James and his family have to travel twice a week to Milwaukee for check-ups. The last trip to the Children's Hospital was one that Gurtner will never forget.
"This last time Gary went down, and I told him to call if anything happens. Well, Gary called after James had a quick MRI and said that he had to have surgery tomorrow because his first shunt clogged, which 90 percent of them do. We couldn't have been that 10 percent that didn't clog," Gurtner said.
Since his diagnosis, James has only cried one time, which was brought on by a side-effect of the strong steroids he was taking, making him want to eat every three hours, Gurtner said.
"James ate us out of house and home. But we finally had everything we needed - James had the shunt put in, we were doing good, he was finally doing better and we were getting sleep. So he woke me up at 3 in the morning, and mind you he hasn't let me sleep without being next to him since the first day of spring break, and I told him to go back to bed. He started crying because he wanted a banana. That's the only time he started crying."
As a 7-year-old, James's older brother, Devin, is handling everything the best he can.
"James had just went through his shunt for the first time. I was in the bathroom, and I hear Devin telling James, and he was quiet, 'I love you, little buddy. And if I could take this away from you, I'd be the one sitting there.' Devin wanted to take away his pain because he could see James going through it," Gurtner said.

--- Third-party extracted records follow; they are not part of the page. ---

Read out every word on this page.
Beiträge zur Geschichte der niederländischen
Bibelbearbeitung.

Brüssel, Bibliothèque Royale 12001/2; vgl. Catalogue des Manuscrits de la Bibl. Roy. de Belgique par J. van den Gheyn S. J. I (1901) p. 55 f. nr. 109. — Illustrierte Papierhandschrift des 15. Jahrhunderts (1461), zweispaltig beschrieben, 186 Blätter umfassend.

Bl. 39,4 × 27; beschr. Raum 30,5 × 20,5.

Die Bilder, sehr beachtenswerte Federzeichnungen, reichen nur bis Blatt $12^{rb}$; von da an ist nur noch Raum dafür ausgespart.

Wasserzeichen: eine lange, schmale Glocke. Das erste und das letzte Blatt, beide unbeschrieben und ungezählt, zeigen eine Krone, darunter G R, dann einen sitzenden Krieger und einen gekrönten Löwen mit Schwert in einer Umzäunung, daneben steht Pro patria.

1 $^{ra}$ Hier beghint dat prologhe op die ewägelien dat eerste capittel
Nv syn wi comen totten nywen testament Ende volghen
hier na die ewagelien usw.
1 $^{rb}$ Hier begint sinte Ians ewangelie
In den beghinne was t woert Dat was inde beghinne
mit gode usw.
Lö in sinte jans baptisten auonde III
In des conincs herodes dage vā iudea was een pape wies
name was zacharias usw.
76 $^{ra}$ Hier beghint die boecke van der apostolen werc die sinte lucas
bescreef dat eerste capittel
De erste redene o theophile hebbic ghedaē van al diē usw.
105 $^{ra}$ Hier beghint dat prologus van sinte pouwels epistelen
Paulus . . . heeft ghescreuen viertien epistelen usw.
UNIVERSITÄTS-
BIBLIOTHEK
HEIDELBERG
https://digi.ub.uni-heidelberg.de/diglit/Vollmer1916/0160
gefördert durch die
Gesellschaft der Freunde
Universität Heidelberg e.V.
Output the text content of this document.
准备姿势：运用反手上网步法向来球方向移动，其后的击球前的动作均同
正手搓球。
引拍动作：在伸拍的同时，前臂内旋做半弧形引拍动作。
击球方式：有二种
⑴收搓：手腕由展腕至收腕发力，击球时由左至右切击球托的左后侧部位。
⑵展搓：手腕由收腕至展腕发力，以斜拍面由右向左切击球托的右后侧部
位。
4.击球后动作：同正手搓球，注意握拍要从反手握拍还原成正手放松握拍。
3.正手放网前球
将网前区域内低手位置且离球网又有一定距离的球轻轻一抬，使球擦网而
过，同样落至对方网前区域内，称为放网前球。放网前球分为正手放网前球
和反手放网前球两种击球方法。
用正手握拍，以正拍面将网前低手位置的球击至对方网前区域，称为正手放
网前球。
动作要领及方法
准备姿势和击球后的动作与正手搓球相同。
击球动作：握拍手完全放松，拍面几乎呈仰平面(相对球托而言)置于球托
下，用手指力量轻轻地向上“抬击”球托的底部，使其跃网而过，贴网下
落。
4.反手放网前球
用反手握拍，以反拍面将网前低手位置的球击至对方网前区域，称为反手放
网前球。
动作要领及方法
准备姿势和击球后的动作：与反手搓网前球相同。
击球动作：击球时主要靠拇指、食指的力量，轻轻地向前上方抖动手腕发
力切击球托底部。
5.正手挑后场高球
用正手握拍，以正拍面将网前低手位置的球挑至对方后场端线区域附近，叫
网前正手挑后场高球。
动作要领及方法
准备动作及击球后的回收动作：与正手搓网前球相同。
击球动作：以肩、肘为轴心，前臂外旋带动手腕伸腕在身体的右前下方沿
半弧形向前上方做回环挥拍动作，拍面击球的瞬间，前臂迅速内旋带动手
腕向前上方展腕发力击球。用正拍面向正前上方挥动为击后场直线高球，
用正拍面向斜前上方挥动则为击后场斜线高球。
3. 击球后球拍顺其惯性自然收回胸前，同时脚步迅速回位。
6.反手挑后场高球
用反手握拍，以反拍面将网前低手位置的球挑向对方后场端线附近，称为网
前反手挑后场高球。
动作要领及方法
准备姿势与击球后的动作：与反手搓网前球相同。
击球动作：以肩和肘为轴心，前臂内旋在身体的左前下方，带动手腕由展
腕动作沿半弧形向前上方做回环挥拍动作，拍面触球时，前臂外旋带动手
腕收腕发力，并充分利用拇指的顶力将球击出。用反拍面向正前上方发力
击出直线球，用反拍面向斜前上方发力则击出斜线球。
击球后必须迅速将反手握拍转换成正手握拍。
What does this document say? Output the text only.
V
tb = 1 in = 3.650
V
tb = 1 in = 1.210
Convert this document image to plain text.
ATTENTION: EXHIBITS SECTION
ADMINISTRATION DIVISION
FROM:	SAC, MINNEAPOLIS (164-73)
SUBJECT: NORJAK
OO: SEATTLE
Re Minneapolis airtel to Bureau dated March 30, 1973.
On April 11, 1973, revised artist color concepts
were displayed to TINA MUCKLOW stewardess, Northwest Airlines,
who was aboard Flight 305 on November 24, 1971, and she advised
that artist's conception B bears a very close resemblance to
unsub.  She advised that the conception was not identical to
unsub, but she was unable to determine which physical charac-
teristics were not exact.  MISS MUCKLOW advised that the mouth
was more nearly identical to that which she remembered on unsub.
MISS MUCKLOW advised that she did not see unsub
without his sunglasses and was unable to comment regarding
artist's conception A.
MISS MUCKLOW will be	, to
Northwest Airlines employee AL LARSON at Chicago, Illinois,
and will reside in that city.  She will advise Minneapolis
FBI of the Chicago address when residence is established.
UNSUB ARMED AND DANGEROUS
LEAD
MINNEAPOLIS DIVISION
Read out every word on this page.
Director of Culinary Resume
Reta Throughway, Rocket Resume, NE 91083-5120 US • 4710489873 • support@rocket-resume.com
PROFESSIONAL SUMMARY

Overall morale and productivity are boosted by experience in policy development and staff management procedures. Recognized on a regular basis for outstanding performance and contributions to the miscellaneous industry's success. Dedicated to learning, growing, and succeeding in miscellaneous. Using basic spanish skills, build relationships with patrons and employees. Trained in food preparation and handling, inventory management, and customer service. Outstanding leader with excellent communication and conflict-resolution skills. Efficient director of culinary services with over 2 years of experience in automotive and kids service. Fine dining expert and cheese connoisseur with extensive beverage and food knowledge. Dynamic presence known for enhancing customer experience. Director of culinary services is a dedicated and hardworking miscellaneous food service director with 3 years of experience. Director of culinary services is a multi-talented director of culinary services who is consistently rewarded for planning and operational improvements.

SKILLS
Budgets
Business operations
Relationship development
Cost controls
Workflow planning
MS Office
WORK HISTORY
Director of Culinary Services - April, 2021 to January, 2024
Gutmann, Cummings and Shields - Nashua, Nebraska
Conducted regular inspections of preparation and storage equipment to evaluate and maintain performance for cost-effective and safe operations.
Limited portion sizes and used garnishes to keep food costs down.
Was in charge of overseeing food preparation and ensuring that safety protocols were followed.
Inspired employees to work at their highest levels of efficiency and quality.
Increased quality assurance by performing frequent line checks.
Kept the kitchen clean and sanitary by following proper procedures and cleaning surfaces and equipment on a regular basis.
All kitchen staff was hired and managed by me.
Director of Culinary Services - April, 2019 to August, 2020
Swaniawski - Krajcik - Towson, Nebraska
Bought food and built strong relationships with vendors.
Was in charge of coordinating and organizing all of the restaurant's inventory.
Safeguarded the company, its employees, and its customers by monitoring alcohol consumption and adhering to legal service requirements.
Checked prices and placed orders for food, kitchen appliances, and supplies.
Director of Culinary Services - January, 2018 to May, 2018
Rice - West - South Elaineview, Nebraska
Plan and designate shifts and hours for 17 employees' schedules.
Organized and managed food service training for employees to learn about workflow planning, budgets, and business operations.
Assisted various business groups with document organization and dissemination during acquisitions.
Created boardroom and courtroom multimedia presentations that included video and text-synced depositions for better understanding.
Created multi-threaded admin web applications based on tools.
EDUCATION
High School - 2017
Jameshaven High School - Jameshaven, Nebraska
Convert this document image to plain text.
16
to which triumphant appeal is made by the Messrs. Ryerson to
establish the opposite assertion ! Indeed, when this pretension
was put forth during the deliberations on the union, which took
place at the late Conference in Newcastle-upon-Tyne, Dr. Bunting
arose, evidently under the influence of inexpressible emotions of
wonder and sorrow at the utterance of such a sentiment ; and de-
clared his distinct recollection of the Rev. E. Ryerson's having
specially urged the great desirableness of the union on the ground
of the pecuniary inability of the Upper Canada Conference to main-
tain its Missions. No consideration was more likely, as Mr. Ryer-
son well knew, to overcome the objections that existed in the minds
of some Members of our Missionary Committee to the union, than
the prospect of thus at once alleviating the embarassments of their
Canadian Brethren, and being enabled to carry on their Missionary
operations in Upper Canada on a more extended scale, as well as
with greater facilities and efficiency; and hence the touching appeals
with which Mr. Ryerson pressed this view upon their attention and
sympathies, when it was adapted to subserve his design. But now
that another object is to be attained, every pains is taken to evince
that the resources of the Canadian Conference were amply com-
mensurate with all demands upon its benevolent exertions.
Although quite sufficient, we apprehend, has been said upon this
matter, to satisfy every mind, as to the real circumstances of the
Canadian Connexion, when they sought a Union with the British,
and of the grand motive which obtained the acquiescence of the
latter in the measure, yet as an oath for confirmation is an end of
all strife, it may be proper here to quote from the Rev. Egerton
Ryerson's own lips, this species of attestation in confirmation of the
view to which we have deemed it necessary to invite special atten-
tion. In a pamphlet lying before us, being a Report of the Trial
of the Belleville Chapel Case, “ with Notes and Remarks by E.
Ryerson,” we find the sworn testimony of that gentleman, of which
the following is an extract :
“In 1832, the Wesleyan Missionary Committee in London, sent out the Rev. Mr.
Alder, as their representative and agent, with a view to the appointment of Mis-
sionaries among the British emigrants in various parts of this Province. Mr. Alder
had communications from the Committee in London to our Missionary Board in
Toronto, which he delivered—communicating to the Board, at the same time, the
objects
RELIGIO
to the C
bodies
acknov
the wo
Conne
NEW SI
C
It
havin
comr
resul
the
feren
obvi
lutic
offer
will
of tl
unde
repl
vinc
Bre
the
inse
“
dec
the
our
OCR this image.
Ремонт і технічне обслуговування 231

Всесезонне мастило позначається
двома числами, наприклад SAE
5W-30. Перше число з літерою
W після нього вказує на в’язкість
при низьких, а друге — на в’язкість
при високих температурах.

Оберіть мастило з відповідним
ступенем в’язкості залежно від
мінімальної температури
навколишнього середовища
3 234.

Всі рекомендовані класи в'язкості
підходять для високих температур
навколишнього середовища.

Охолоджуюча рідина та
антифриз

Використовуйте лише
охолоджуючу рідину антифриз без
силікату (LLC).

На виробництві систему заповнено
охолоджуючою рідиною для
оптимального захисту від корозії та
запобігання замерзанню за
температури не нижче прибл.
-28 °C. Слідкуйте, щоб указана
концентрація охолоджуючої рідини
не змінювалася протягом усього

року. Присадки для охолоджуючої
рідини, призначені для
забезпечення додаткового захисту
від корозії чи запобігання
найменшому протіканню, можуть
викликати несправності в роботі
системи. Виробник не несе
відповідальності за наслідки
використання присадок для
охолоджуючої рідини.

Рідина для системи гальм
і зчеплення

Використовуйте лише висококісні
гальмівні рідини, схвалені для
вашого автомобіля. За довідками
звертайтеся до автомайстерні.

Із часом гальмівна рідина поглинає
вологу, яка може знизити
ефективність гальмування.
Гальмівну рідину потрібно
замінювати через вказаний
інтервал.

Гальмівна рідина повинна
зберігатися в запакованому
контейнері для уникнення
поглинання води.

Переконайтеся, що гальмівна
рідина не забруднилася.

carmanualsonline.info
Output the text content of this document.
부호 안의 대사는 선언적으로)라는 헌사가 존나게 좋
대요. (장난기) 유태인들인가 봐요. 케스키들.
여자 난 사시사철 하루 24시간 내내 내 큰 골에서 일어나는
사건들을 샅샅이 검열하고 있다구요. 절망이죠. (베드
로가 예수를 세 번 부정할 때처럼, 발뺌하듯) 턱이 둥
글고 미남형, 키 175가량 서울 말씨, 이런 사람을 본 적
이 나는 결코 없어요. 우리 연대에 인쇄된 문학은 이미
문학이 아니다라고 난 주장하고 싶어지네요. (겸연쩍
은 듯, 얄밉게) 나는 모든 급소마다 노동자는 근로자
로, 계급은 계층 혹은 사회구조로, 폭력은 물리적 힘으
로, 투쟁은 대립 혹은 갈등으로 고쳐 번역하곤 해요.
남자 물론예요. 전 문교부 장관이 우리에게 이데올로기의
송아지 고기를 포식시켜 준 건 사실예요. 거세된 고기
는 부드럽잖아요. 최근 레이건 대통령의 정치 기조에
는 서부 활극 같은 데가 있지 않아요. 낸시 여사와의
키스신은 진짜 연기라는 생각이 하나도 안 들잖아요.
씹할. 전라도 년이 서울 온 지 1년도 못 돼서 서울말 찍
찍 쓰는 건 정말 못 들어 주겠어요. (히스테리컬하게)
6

About three weeks ago, James and his family received some good news for the first time in a long time - a call from the Make-A-Wish Foundation.
"James wants to go to Disney World, and he's going around his birthday," Gurtner said.
On Aug. 25, James will turn 5 years old and get to experience the magic of Disney World.
"James is holding us together, and he's only 4, but we are so blessed to have him and Devin," Gurtner said.